I'm sure your doctor or nurse will tell you that you don't just lose the hair on your head.  I enjoyed the side effect of not having to shave my legs for about four months.  That was a positive.  I was, however, not prepared for my reaction when my eyebrows and eyelashes fell out.  It had taken such a long time, I thought I was past the point it would happen.   I was four months into treatment.  That was harder for me to deal with than all of my other hair.  I had gotten an eyebrow pencil and was filling in my eyebrows. After my eyelashes fell out, I started drawing a thicker line of eyeliner.  I could not use false eyelashes while in treatment. 

But, you see, I consider myself a clothes horse.  When it came time to decide to wear the turbans, I looked at it as a way of expanding my looks.  Coordinating your turban or your scarf or hat with your look can become fun.  You want to make sure you have what I call the basic three.  One for when you are very cold, one for when you are sweating the chemo and one just for you for looks.  (Actually, has so many pretty sets that you will want more than one!)

When I started chemo, I began a Cancer Sucks page on my FB.  Some people like to journal, but mine was more a photo view of what cancer, chemo and surgery was doing to me physically. Don't discount your access to social media.   My friends who live so far away have been so supportive.  They felt like they were involved in my travels down this journey.  Their prayers and continuing uplifting support have gotten me through some rough times. 

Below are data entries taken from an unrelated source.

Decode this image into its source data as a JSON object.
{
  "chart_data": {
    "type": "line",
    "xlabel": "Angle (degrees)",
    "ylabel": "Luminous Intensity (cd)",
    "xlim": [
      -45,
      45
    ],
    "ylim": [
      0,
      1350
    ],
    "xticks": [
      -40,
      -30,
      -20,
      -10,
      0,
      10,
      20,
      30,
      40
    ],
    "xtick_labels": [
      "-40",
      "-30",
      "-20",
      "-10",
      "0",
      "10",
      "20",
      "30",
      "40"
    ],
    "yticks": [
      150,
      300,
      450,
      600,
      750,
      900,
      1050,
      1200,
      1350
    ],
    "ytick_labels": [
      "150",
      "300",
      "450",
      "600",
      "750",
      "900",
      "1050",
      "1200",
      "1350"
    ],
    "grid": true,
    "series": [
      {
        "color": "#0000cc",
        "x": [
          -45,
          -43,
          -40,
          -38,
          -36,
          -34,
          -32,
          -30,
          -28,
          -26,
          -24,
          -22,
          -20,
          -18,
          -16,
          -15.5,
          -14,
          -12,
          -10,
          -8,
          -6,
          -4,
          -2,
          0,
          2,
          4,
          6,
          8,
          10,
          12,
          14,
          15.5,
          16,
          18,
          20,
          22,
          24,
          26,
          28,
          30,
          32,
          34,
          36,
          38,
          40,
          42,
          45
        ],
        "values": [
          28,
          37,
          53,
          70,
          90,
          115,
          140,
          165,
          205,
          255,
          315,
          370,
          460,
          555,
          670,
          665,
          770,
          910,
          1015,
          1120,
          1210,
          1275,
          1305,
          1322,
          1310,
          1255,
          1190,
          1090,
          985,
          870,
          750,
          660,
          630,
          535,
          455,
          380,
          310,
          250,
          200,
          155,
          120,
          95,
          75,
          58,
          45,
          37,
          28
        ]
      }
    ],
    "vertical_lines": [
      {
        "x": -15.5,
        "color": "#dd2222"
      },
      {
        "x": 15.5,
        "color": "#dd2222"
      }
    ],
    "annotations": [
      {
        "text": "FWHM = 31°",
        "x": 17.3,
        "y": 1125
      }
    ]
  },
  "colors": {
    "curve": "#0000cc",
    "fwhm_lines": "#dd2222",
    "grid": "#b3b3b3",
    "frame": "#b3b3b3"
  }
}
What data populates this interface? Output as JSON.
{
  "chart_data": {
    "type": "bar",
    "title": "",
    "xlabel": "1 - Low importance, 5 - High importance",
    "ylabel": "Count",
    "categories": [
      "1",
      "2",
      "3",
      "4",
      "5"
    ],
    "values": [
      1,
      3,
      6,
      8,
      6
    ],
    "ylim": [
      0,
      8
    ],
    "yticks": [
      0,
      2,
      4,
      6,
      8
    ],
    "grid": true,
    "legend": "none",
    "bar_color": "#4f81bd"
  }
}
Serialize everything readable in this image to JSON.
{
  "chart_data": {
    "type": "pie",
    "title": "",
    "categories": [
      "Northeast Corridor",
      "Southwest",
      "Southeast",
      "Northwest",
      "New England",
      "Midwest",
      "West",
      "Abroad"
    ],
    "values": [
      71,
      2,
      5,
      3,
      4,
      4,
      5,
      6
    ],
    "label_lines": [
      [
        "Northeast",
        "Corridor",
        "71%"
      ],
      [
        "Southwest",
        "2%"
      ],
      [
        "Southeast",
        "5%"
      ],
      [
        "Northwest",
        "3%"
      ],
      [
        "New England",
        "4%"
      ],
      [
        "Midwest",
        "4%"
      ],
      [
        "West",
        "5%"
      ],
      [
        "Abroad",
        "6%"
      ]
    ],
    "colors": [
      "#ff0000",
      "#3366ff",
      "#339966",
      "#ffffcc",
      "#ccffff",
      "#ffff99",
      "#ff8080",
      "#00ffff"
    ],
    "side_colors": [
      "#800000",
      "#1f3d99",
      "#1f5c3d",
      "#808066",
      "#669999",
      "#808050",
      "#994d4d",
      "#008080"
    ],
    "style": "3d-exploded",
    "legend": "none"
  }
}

It has been a year since I was diagnosed.  I have spent many hours in the chemo room.  I have had major surgery that kept me away for a month and completely opened up my abdomen from top to bottom.  And even though there was some hope I may get a break, I had to restart chemo again January 2, 2013.  Can't say it was my best New Year’s event, but I know I am looking at things differently now.  While I am hoping that I might get a break after this round, I am trying to make plans to do some traveling.  

As my new doctor says, only God decides when we are ready to go.  But when you are put in the situation that you know your life has been shortened, you re-prioritize.  Nothing about this experience is fun.  Nothing about what it does to your body is pleasing.  At times, with all it does to you, you can feel less than the woman you were. I would look at my bald head in the mirror and wonder if I was ever going to see the woman I was before my diagnosis. It's very hard sometimes.

But the one thing you can control is your attitude about it.  I used to call my chemo days my favorite day of the week.  I was going to get cool meds that make you either sleepy or goofy.  I felt that the chemo was doing the battle and I was there to fight.  Plus, it was the one day a week that I could eat without getting nauseated.  And the nurses in the chemo room are great.  I laugh and joke around with them all the time.  Sometimes they bring me pastries!

My prayers go with any and everyone who has to deal with this most horrendous ordeal called cancer.  It doesn't see age, race, sex, rich or poor.  But you do your battle.  Fight as long as you can.  There will be some good days in between the bad.  Don't miss those.

My motto:
This is how a Southern girl kicks cancer’s butt:  Get dressed, put on your makeup, throw on that turban, put on your kick butt boots (styling ones, of course) and go and fight the good fight!!  But first, girl, go get that manicure!

My favorite Quote:  Just when the caterpillar thought her life was over, she became a butterfly!
Butterflies and the color purple have become my symbol for strength.  When I was admitted to the hospital in November for my surgery, the first thing I saw was a beautiful photo of a white butterfly sitting on a purple flower.  And I remember, even though very heavily sedated that whole week, it made me smile.